There was an unusual amount of north in the easterly trades, which meant that it was likely we could have a short windward leg to Columbie, then reach rather than beat to the dreaded Grenadiers, as nasty a group of offshore rocks and we’ve ever seen. This would result in a relatively quick and easy trip around the island. We made Columbie with dispatch, at which point we faced the chop and slop of the open ocean. And the seas were huge once again, with lots of backwash from St. Barth itself and the numerous offshore islands. Once again, there was a blessed long period between the moving mountains that crashed onto the craggy shore with spray shooting 50 to 75 feet in the air. The conditions made the buoyant Olson seem smaller than her 30 feet.
But luck was with us and, thanks to the north in the wind, we were able to lay the wicked Grenadiers. From a distance, we could see nothing but open sea. But suddenly there would be an skyward eruption of white as a huge wave crashed into the soldiers. Being washed over the Grenadiers would not be survivable.
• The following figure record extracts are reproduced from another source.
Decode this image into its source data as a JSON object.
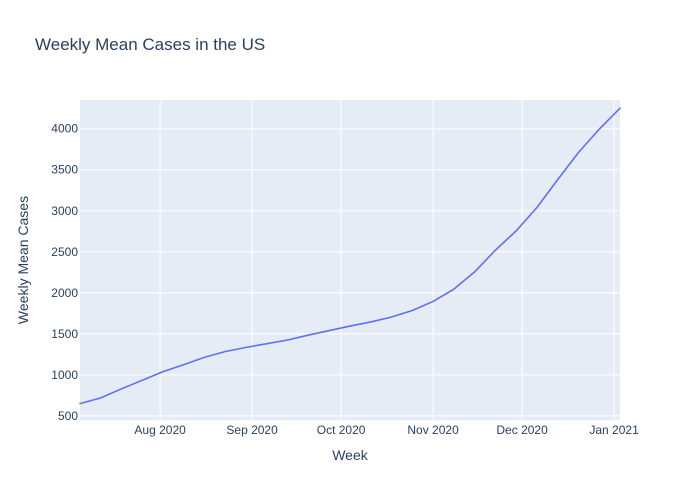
{
  "chart_data": {
    "type": "line",
    "title": "Weekly Mean Cases in the US",
    "xlabel": "Week",
    "ylabel": "Weekly Mean Cases",
    "x_axis": {
      "type": "date",
      "range": [
        "2020-07-05",
        "2021-01-03"
      ],
      "tick_values": [
        "2020-08-01",
        "2020-09-01",
        "2020-10-01",
        "2020-11-01",
        "2020-12-01",
        "2021-01-01"
      ],
      "tick_labels": [
        "Aug 2020",
        "Sep 2020",
        "Oct 2020",
        "Nov 2020",
        "Dec 2020",
        "Jan 2021"
      ]
    },
    "y_axis": {
      "range": [
        450,
        4350
      ],
      "tick_values": [
        500,
        1000,
        1500,
        2000,
        2500,
        3000,
        3500,
        4000
      ],
      "tick_labels": [
        "500",
        "1000",
        "1500",
        "2000",
        "2500",
        "3000",
        "3500",
        "4000"
      ]
    },
    "grid": true,
    "plot_background": "#e5ecf6",
    "line_color": "#636efa",
    "series": [
      {
        "name": "",
        "x": [
          "2020-07-05",
          "2020-07-12",
          "2020-07-19",
          "2020-07-26",
          "2020-08-02",
          "2020-08-09",
          "2020-08-16",
          "2020-08-23",
          "2020-08-30",
          "2020-09-06",
          "2020-09-13",
          "2020-09-20",
          "2020-09-27",
          "2020-10-04",
          "2020-10-11",
          "2020-10-18",
          "2020-10-25",
          "2020-11-01",
          "2020-11-08",
          "2020-11-15",
          "2020-11-22",
          "2020-11-29",
          "2020-12-06",
          "2020-12-13",
          "2020-12-20",
          "2020-12-27",
          "2021-01-03"
        ],
        "y": [
          650,
          720,
          830,
          935,
          1040,
          1125,
          1215,
          1285,
          1335,
          1380,
          1425,
          1485,
          1540,
          1595,
          1645,
          1705,
          1785,
          1895,
          2045,
          2255,
          2520,
          2755,
          3040,
          3380,
          3710,
          3995,
          4250
        ]
      }
    ]
  }
}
There is a channel a couple hundred feet wide between the Grenadiers and La Torture, and the night before some sailors had told us they’d ‘shot the Grenadiers’ in the past. As the three-hour small boat circumnavigation record held by our friend Pompidou was in the back of our mind, we thought about doing a little shooting of our own. Then we recalled the fates of Low Speed Chase and Uncontrollable Urge in similar conditions; the fact that we had no engine in case the rudder broke or the mast tumbled; and our promise to our kids to "not do any more crazy stuff." So we took the Grenadiers to windward, which actually was the safest thing to do. While rounding them wasn’t a problem, we did breathe a deep sigh of relief once we’d left that cauldron behind.
After rounding Pt. Toiny in huge seas — which was bringing endless pleasure to the surfers — we negotiated the lee of the island in the setting sun. After some flukey conditions, we beat into Gustavia anchorage, where we got a "Looking good!" from Jim and Debbie Gregory on the Pt. Richmond-based Schumacher 50 Morpheus. Minutes later, we crossed the ‘finish line’ seven minutes shy of three hours, with a Zen-like sense of peaceful satisfaction. Even de Mallorca seemed happy to see us, as we wouldn’t be late to her social obligations.
A few days later we set out in very light winds in search of a second counterclockwise circumnavigation. We didn’t even make to Isla Coco, a fifth of the way. The winds were too light and the current too strong. But as we were Zen sailing, we felt no sense of disappointment. Besides, as Meatloaf once sang, "Two out of three ain’t bad." And we still have quite a bit of time in which to complete eight more times around.
Setting arbitrary sailing goals, no matter how humble they might be, and going after them. It’s something we highly recommend.